Mas se a disbiose intestinal continuar, a inflamação torna-se crónica, assim como a resistência à insulina. O diabetes começa a se instalar.

Para mostrar a importância de um microbioma intestinal saudável para a sensibilidade à insulina, um estudo Estudo holandês de 2013 transferiu fezes de pessoas saudáveis ​​e magras para pessoas com síndrome metabólica. Seis semanas depois, os receptores duplicaram a sensibilidade à insulina.

Existem outros fatores envolvidos. Genéticamitocondrial estresseperturbações do sono, estresse, exercícios e gordura corporal desempenham um papel. Mas um microbioma disbiótico pode aumentar a inflamação e fazer pender a balança da síndrome metabólica para o diabetes tipo 2 completo.

Mudanças na dieta e no estilo de vida para prevenção e recuperação do diabetes

Você não pode controlar seus genes e o estresse parece onipresente, mas você tem o controle de seus dieta e regime de exercícios. A dieta adequada é algo como a mediterrânea, com muitas fibras e fermentos para agradar seus micróbios. É uma maneira deliciosa de se recuperar.

É provável que pelo menos dois terços dos diabéticos consigam recuperar com dieta e exercício, embora apenas cerca de um terço o faça actualmente. O sucesso está ligado à quantidade de peso perdido. Impressionantes 86 por cento daqueles que perderam 15% do peso conseguiram alcançar a remissão completa. Depois que a gordura é drenada do fígado e do pâncreas, esses órgãos tendem a reiniciar e a funcionalidade retorna.
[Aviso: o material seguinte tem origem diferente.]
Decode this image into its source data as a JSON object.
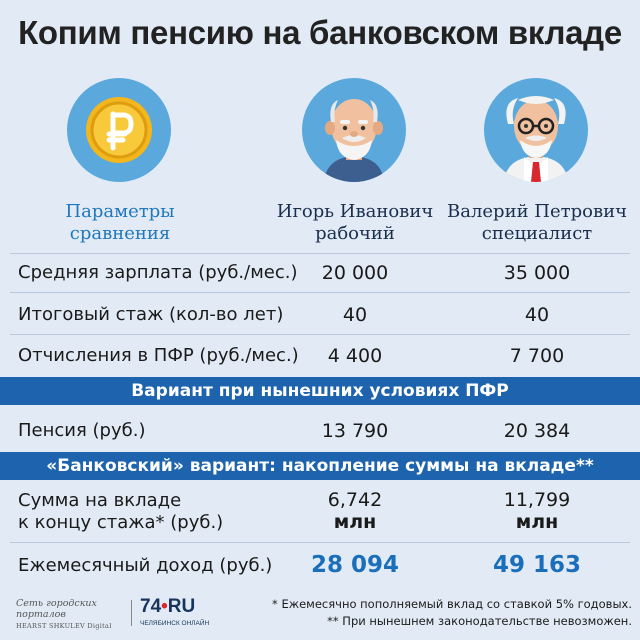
{
  "title": "Копим пенсию на банковском вкладе",
  "icons": {
    "coin": "ruble-coin-icon",
    "igor": "elderly-man-avatar-icon",
    "valery": "elderly-man-glasses-tie-avatar-icon"
  },
  "columns": {
    "params": [
      "Параметры",
      "сравнения"
    ],
    "igor": [
      "Игорь Иванович",
      "рабочий"
    ],
    "valery": [
      "Валерий Петрович",
      "специалист"
    ]
  },
  "rows": [
    {
      "label": "Средняя зарплата (руб./мес.)",
      "igor": "20 000",
      "valery": "35 000"
    },
    {
      "label": "Итоговый стаж (кол-во лет)",
      "igor": "40",
      "valery": "40"
    },
    {
      "label": "Отчисления в ПФР (руб./мес.)",
      "igor": "4 400",
      "valery": "7 700"
    }
  ],
  "band1": "Вариант при нынешних условиях ПФР",
  "pension": {
    "label": "Пенсия (руб.)",
    "igor": "13 790",
    "valery": "20 384"
  },
  "band2": "«Банковский» вариант: накопление суммы на вкладе**",
  "deposit": {
    "label": [
      "Сумма на вкладе",
      "к концу стажа* (руб.)"
    ],
    "igor": [
      "6,742",
      "млн"
    ],
    "valery": [
      "11,799",
      "млн"
    ]
  },
  "income": {
    "label": "Ежемесячный доход (руб.)",
    "igor": "28 094",
    "valery": "49 163"
  },
  "footer": {
    "left_line1": "Сеть городских порталов",
    "left_line2": "HEARST SHKULEV Digital",
    "logo_num": "74",
    "logo_dot": "•",
    "logo_ru": "RU",
    "logo_sub": "ЧЕЛЯБИНСК ОНЛАЙН",
    "note1": "* Ежемесячно пополняемый вклад со ставкой 5% годовых.",
    "note2": "** При нынешнем законодательстве невозможен."
  },
  "colors": {
    "background": "#e2ebf5",
    "band": "#1d63ad",
    "accent": "#1b6fba",
    "circle": "#5ba9dc",
    "coin": "#f3b61d"
  }
}
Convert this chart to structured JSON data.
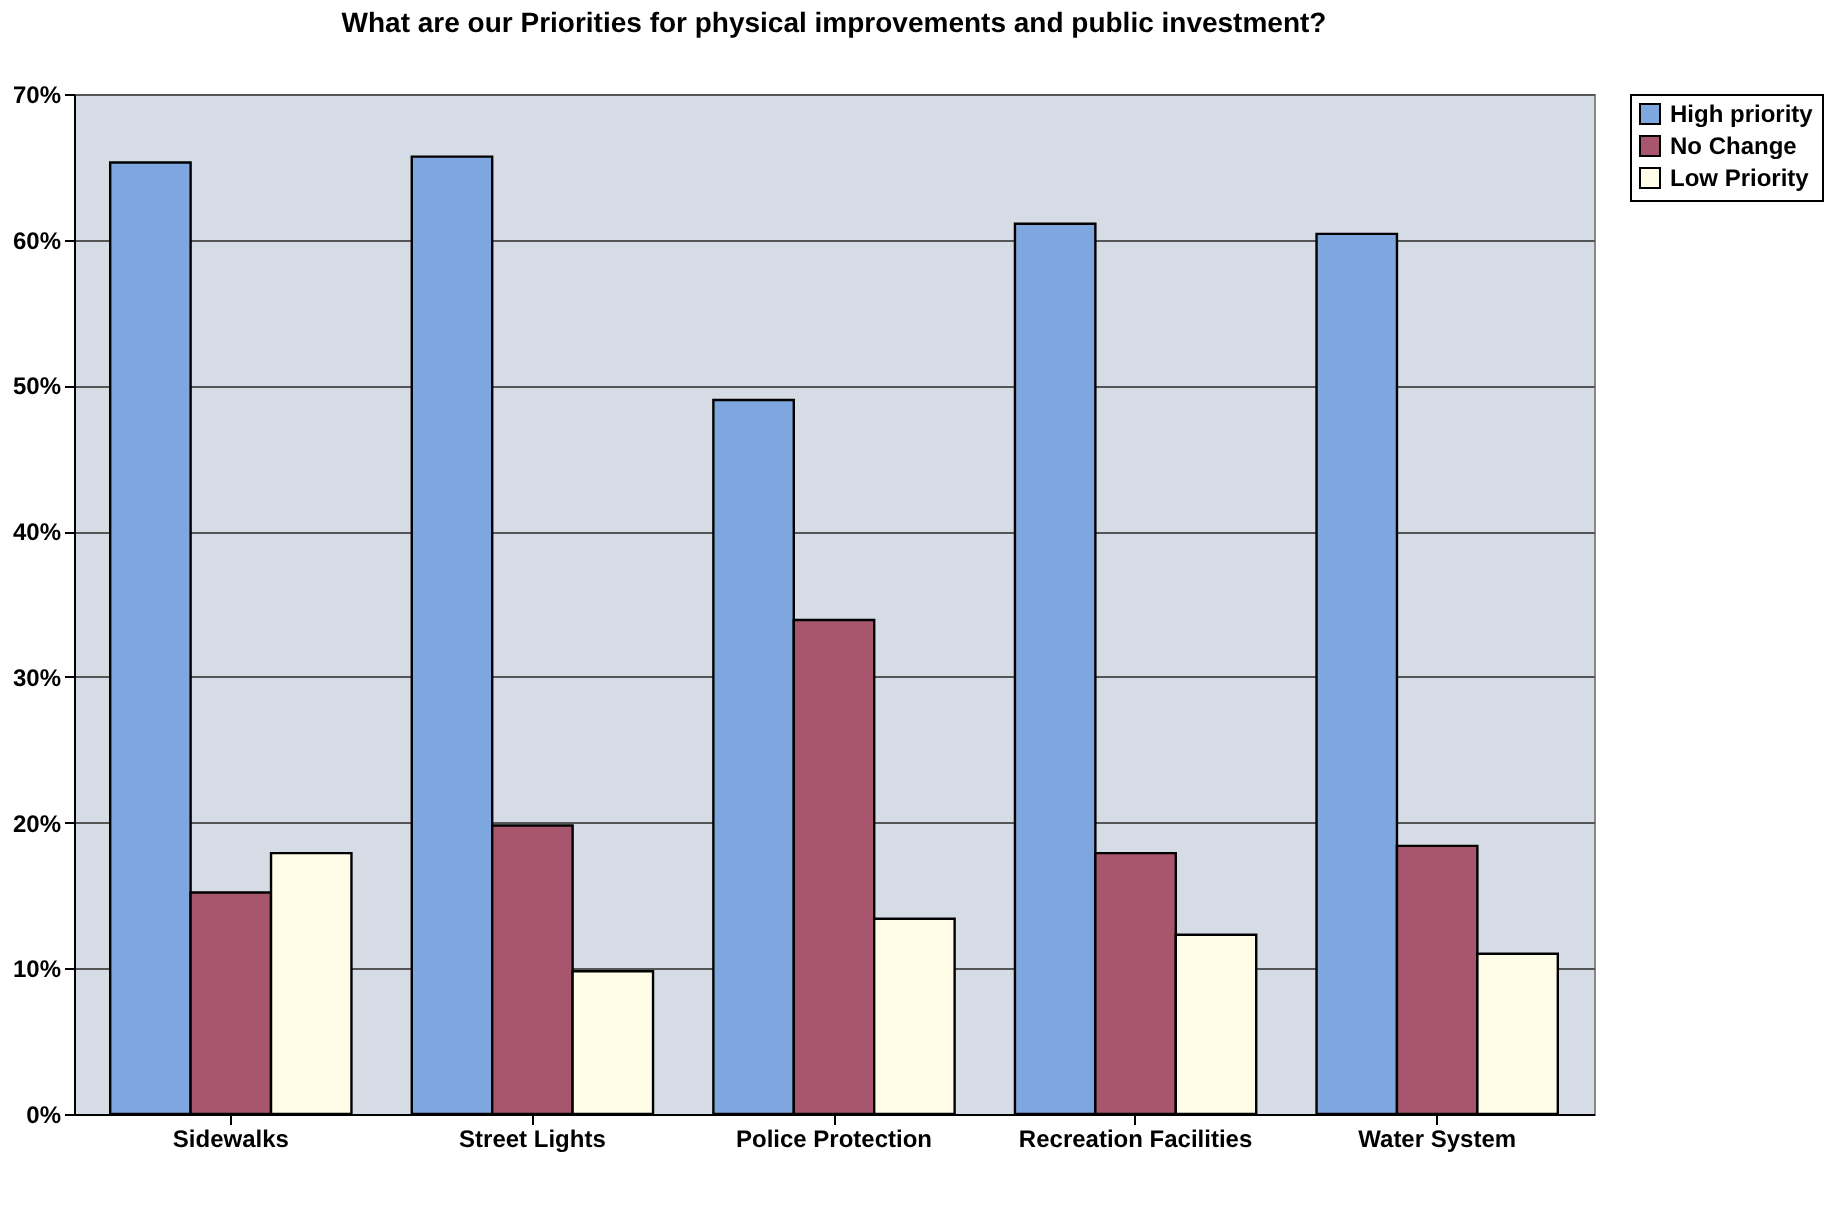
{
  "chart_data": {
    "type": "bar",
    "title": "What are our Priorities for physical improvements and public investment?",
    "categories": [
      "Sidewalks",
      "Street Lights",
      "Police Protection",
      "Recreation Facilities",
      "Water System"
    ],
    "series": [
      {
        "name": "High priority",
        "color": "#7fa7df",
        "values": [
          65.3,
          65.7,
          49.0,
          61.1,
          60.4
        ]
      },
      {
        "name": "No Change",
        "color": "#a8566e",
        "values": [
          15.2,
          19.8,
          33.9,
          17.9,
          18.4
        ]
      },
      {
        "name": "Low Priority",
        "color": "#fffde8",
        "values": [
          17.9,
          9.8,
          13.4,
          12.3,
          11.0
        ]
      }
    ],
    "ylim": [
      0,
      70
    ],
    "yticks": [
      {
        "value": 0,
        "label": "0%"
      },
      {
        "value": 10,
        "label": "10%"
      },
      {
        "value": 20,
        "label": "20%"
      },
      {
        "value": 30,
        "label": "30%"
      },
      {
        "value": 40,
        "label": "40%"
      },
      {
        "value": 50,
        "label": "50%"
      },
      {
        "value": 60,
        "label": "60%"
      },
      {
        "value": 70,
        "label": "70%"
      }
    ],
    "grid": "y",
    "legend": "right"
  }
}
A fibra estabiliza os níveis de açúcar no sangue e também alimenta bactérias benéficas. Isso dá à fibra um poder duplo na luta contra o diabetes. Se você conseguir incluir 25 gramas de fibra em sua dieta todos os dias, verá uma melhora notável em sua saúde geral.

Abasteça-se de grãos e vegetais, que são cheios de fibras. As frutas, especialmente as frutas vermelhas, também são ricas em fibras, mas se você é especialmente sensível ao açúcar, monitore seu consumo. Feijões, lentilhas e ervilhas também são fontes fantásticas de fibra. Como bônus, através do eixo intestino-cérebroesta dieta também pode melhorar o seu humor.

Se você não está acostumado com fibras, comece devagar e converse primeiro com seu médico se tiver crises intestinais. Aviso justo: quando você ingere fibras, você desenvolve bactérias benéficas que podem produzir gases. Isso pode levar à flatulência, mas tenha paciência; fica melhor conforme você avança. Peidos são engraçados; diabetes não é.